Fundamental Pundit

Bakar Duit Bikin Laba SCMA Jeblok 74%

Muhammad Reza Ilham Taufani, CNBC Indonesia
16 May 2023 11:55
Karyawan beraktivitas di dekat layar pergerakan Indeks Harga Saham Gabungan (IHSG) di Bursa Efek Indonesia (BEI), Jakarta, Rabu (23/11/2022). IHSG ditutup menguat 0,33 persen atau 23,53 poin ke 7.054,12 pada akhir perdagangan, sebanyak 249 saham menguat, 255 saham melemah, dan 199 saham stagnan. (CNBC Indonesia/Andrean Kristianto)
Foto: Karyawan beraktivitas di dekat layar pergerakan Indeks Harga Saham Gabungan (IHSG) di Bursa Efek Indonesia (BEI), Jakarta, Rabu (23/11/2022). IHSG ditutup menguat 0,33 persen atau 23,53 poin ke 7.054,12 pada akhir perdagangan, sebanyak 249 saham menguat, 255 saham melemah, dan 199 saham stagnan. (CNBC Indonesia/Andrean Kristianto)
  • Laba bersih SCMA kuartal-I 2023 anjlok 74% menjadi Rp 67 miliar, disebabkan kerugian oleh hasil segmen digital dan iklan luar ruangan akibat tingginya beban-beban.
  • Akuisisi Vidio, KLY, dan EYE merupakan salah satu faktor hasil segmen negatif akibat kebutuhan beban konten mahal yang ditujukan untuk akuisisi pengguna baru.
  • Arus kas operasi SCMA 2022 negatif. Selain itu, SCMA membagikan dividen terendah sejak 10 tahun terakhir yang mengindikasikan perseroan menggunakan kas untuk selain dividen.
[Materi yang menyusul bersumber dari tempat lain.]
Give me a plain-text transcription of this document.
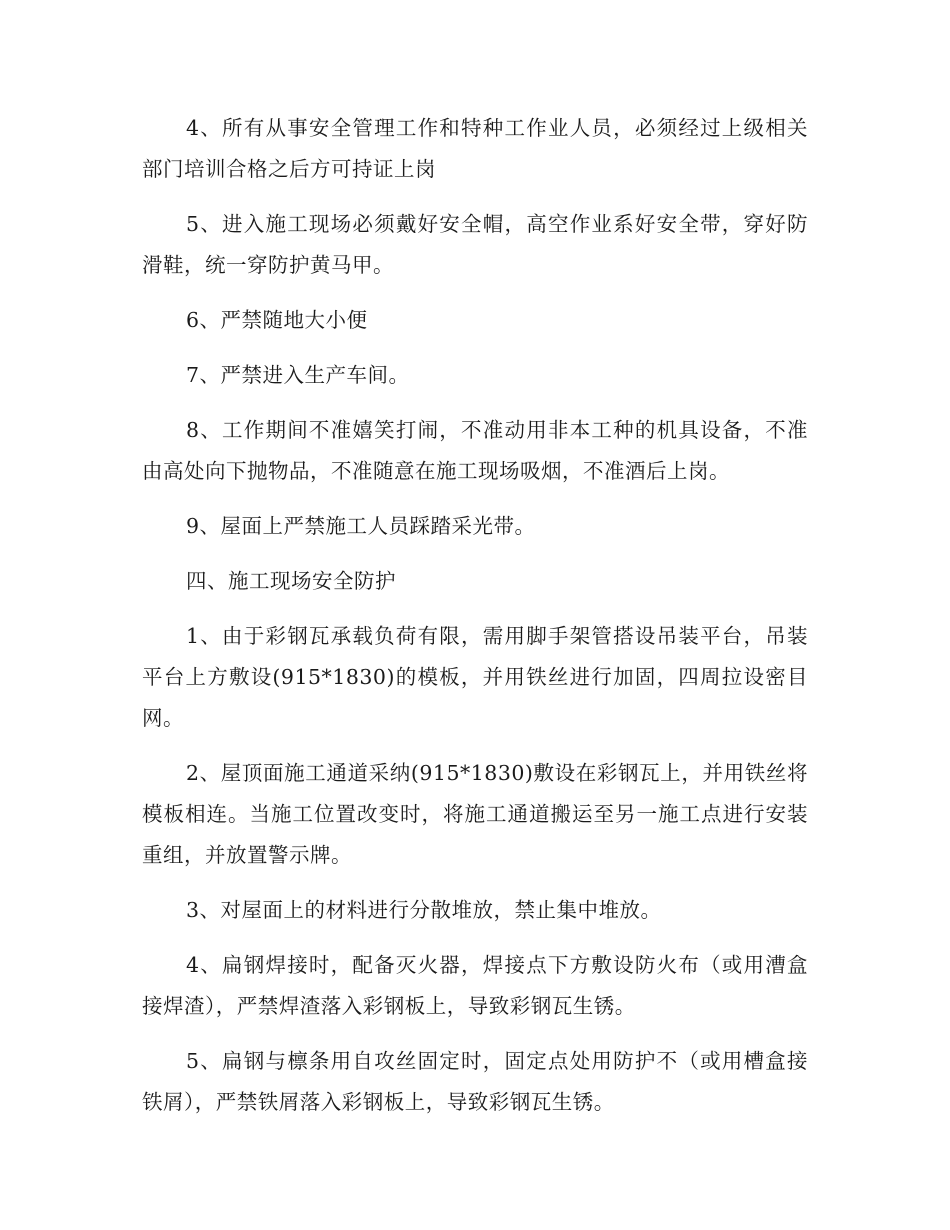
4、所有从事安全管理工作和特种工作业人员，必须经过上级相关部门培训合格之后方可持证上岗

5、进入施工现场必须戴好安全帽，高空作业系好安全带，穿好防滑鞋，统一穿防护黄马甲。

6、严禁随地大小便

7、严禁进入生产车间。

8、工作期间不准嬉笑打闹，不准动用非本工种的机具设备，不准由高处向下抛物品，不准随意在施工现场吸烟，不准酒后上岗。

9、屋面上严禁施工人员踩踏采光带。

四、施工现场安全防护

1、由于彩钢瓦承载负荷有限，需用脚手架管搭设吊装平台，吊装平台上方敷设(915*1830)的模板，并用铁丝进行加固，四周拉设密目网。

2、屋顶面施工通道采纳(915*1830)敷设在彩钢瓦上，并用铁丝将模板相连。当施工位置改变时，将施工通道搬运至另一施工点进行安装重组，并放置警示牌。

3、对屋面上的材料进行分散堆放，禁止集中堆放。

4、扁钢焊接时，配备灭火器，焊接点下方敷设防火布（或用漕盒接焊渣），严禁焊渣落入彩钢板上，导致彩钢瓦生锈。

5、扁钢与檩条用自攻丝固定时，固定点处用防护不（或用槽盒接铁屑），严禁铁屑落入彩钢板上，导致彩钢瓦生锈。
Jakarta, CNBC Indonesia - PT Surya Citra Media Tbk (SCMA) membukukan penurunan laba bersih kuartal-I 2023 sebesar 74% secara tahunan (yoy) menjadi Rp 67 miliar. Sebelumnya, laba bersih kuartal-IV 2022 terendah sejak tahun 2008 secara kuartal, hanya Rp 16 miliar. Faktor rendahnya laba bersih dalam dua kuartal terakhir disebabkan hasil segmen digital dan iklan luar ruangan menunjukkan kerugian. 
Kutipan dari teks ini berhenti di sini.